Index Configuration Types
IndexIVF
Standard IVF (Inverted File) index configuration, ideal for balanced performance:
| Speed | Accuracy | Memory Usage |
| Fast | Good | Medium |
from cyborgdb import IndexIVF
config = IndexIVF(
dimension=768 # optional, defaults to auto-detect
)
IndexIVFFlat
IVFFlat index configuration, suitable for highest accuracy requirements:
| Speed | Accuracy | Memory Usage |
| Medium | Highest | High |
from cyborgdb import IndexIVFFlat
config = IndexIVFFlat(
dimension=512 # optional, defaults to auto-detect
)
IndexIVFPQ
IVFPQ (Product Quantization) index configuration, optimized for memory efficiency:
| Speed | Accuracy | Memory Usage |
| Fast | Good | Low |
from cyborgdb import IndexIVFPQ
config = IndexIVFPQ(
pq_dim=64, # required: product quantization dimension
pq_bits=8, # required: bits per quantization code
dimension=1536 # optional, defaults to auto-detect
)
Both pq_dim and pq_bits are required parameters for IndexIVFPQ. Unlike IndexIVF and IndexIVFFlat, these parameters must be explicitly specified.
Dictionary format for upsert operations:
vector_item = {
"id": "unique_identifier", # Required: string
"vector": [0.1, 0.2, 0.3, ...], # Optional: List[float]
"contents": "text content", # Optional: string or bytes
"metadata": { # Optional: Dict[str, Any]
"category": "research",
"author": "Dr.

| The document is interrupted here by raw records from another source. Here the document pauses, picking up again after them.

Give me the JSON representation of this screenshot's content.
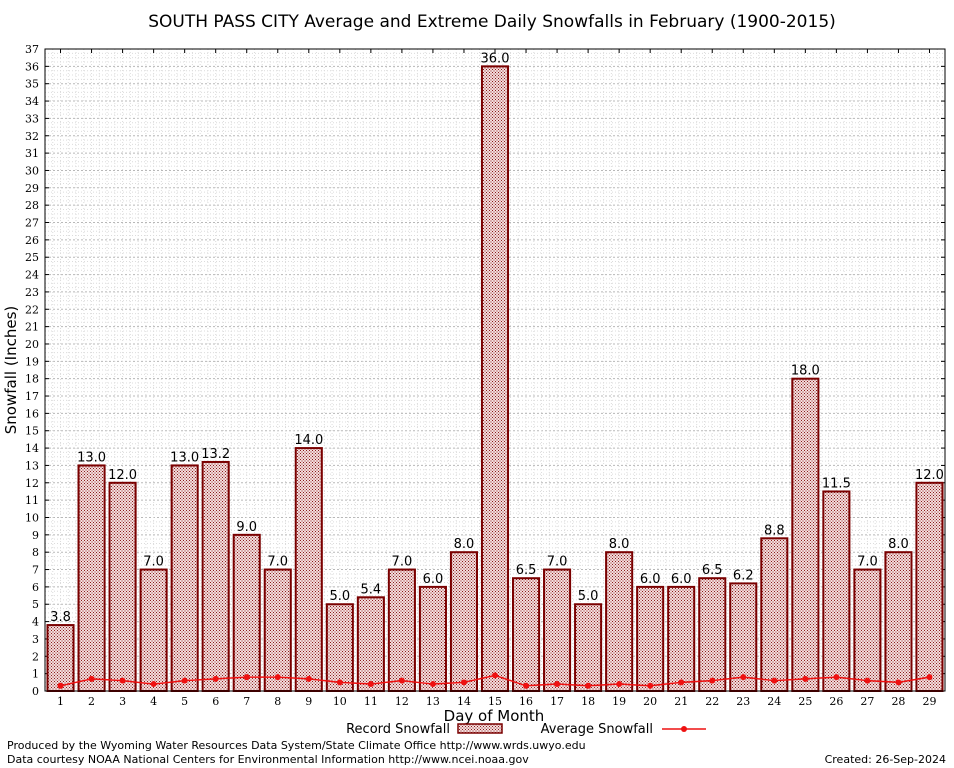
{
  "chart_data": {
    "type": "bar",
    "title": "SOUTH PASS CITY Average and Extreme Daily Snowfalls in February (1900-2015)",
    "xlabel": "Day of Month",
    "ylabel": "Snowfall (Inches)",
    "ylim": [
      0,
      37
    ],
    "yticks": [
      0,
      1,
      2,
      3,
      4,
      5,
      6,
      7,
      8,
      9,
      10,
      11,
      12,
      13,
      14,
      15,
      16,
      17,
      18,
      19,
      20,
      21,
      22,
      23,
      24,
      25,
      26,
      27,
      28,
      29,
      30,
      31,
      32,
      33,
      34,
      35,
      36,
      37
    ],
    "grid": true,
    "categories": [
      "1",
      "2",
      "3",
      "4",
      "5",
      "6",
      "7",
      "8",
      "9",
      "10",
      "11",
      "12",
      "13",
      "14",
      "15",
      "16",
      "17",
      "18",
      "19",
      "20",
      "21",
      "22",
      "23",
      "24",
      "25",
      "26",
      "27",
      "28",
      "29"
    ],
    "series": [
      {
        "name": "Record Snowfall",
        "kind": "bar",
        "values": [
          3.8,
          13.0,
          12.0,
          7.0,
          13.0,
          13.2,
          9.0,
          7.0,
          14.0,
          5.0,
          5.4,
          7.0,
          6.0,
          8.0,
          36.0,
          6.5,
          7.0,
          5.0,
          8.0,
          6.0,
          6.0,
          6.5,
          6.2,
          8.8,
          18.0,
          11.5,
          7.0,
          8.0,
          12.0
        ],
        "labels": [
          "3.8",
          "13.0",
          "12.0",
          "7.0",
          "13.0",
          "13.2",
          "9.0",
          "7.0",
          "14.0",
          "5.0",
          "5.4",
          "7.0",
          "6.0",
          "8.0",
          "36.0",
          "6.5",
          "7.0",
          "5.0",
          "8.0",
          "6.0",
          "6.0",
          "6.5",
          "6.2",
          "8.8",
          "18.0",
          "11.5",
          "7.0",
          "8.0",
          "12.0"
        ]
      },
      {
        "name": "Average Snowfall",
        "kind": "line",
        "values": [
          0.3,
          0.7,
          0.6,
          0.4,
          0.6,
          0.7,
          0.8,
          0.8,
          0.7,
          0.5,
          0.4,
          0.6,
          0.4,
          0.5,
          0.9,
          0.3,
          0.4,
          0.3,
          0.4,
          0.3,
          0.5,
          0.6,
          0.8,
          0.6,
          0.7,
          0.8,
          0.6,
          0.5,
          0.8
        ]
      }
    ],
    "legend_position": "bottom-center",
    "colors": {
      "bar_edge": "#7a0000",
      "bar_fill": "#d9a0a0",
      "line": "#ee1111",
      "grid": "#c0c0c0"
    }
  },
  "footer": {
    "produced_by": "Produced by the Wyoming Water Resources Data System/State Climate Office http://www.wrds.uwyo.edu",
    "courtesy": "Data courtesy NOAA National Centers for Environmental Information http://www.ncei.noaa.gov",
    "created": "Created:  26-Sep-2024"
  }
}
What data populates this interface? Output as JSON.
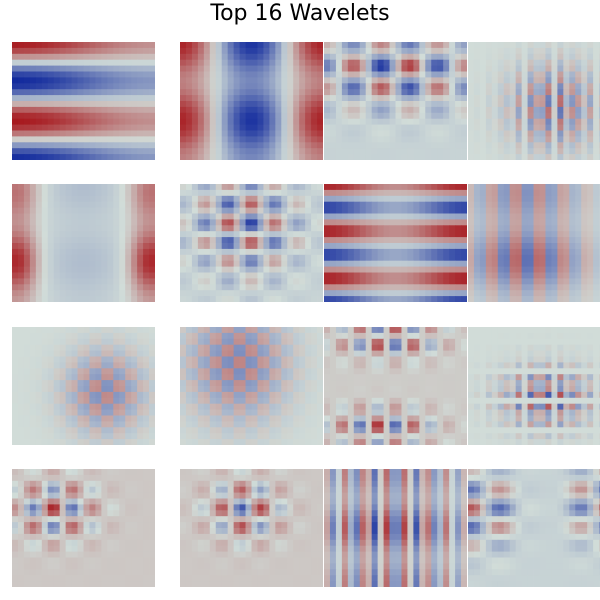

Smith",
"tags": ["ai", "ml"]
}
}
Results returned from query operations:
# Single query result format (flat list)
single_query_results = [
{
"id": "doc1", # string (always included)
"distance": 0.125, # float (always included, lower = more similar)
"metadata": { # Dict (if included in query)
"category": "research"
},
"contents": "text content", # string (if included in query)
"vector": [0.1, 0.2, ...] # List[float] (if included in query)
},
# ... more results
]
# Batch query result format (nested list)
batch_query_results = [
[ # Results for first query vector
{"id": "doc1", "distance": 0.125, ...},
{"id": "doc2", "distance": 0.234, ...}
],
[ # Results for second query vector
{"id": "doc3", "distance": 0.156, ...},
{"id": "doc4", "distance": 0.278, ...}
]
]
The filters parameter in query operations supports MongoDB-style operators:
Supported Operators
$eq: Equality ({"category": "research"})
$ne: Not equal ({"status": {"$ne": "draft"}})
$gt: Greater than ({"score": {"$gt": 0.8}})
$gte: Greater than or equal ({"year": {"$gte": 2020}})
$lt: Less than ({"price": {"$lt": 100}})
$lte: Less than or equal ({"rating": {"$lte": 4.5}})
$in: In array ({"tag": {"$in": ["ai", "ml"]}})
$nin: Not in array ({"category": {"$nin": ["spam", "deleted"]}})
$and: Logical AND ({"$and": [{"a": 1}, {"b": 2}]})
$or: Logical OR ({"$or": [{"x": 1}, {"y": 2}]})
Filter Examples
# Simple equality filter
simple_filter = {"category": "research"}
# Range filter
range_filter = {
"published_year": {"$gte": 2020, "$lte": 2024}
}
# Complex compound filter
complex_filter = {
"$and": [
{"category": "research"},
{"confidence": {"$gte": 0.9}},
{"$or": [
{"language": "en"},
{"translated": True}
]}
]
}
Field Selection
Many operations support field selection through the include parameter:
Available Fields
vector: The vector data itself
contents: Text or binary content associated with the vector
metadata: Structured metadata object
distance: Similarity distance (query operations only, always included automatically)
The id and distance fields are always included in query results regardless of the include parameter.
Example Usage
# Include only metadata (efficient for existence checks)
metadata_only = ["metadata"]
# Include vectors and distances (for similarity analysis)
vectors_and_distances = ["vector", "distance"]
# Include all available fields
all_fields = ["vector", "contents", "metadata", "distance"]
Distance Metrics
Supported distance metrics for similarity calculations:
cosine: Cosine similarity (recommended for normalized vectors)
euclidean: Euclidean distance (L2 norm)
squared_euclidean: Squared Euclidean distance (faster than euclidean)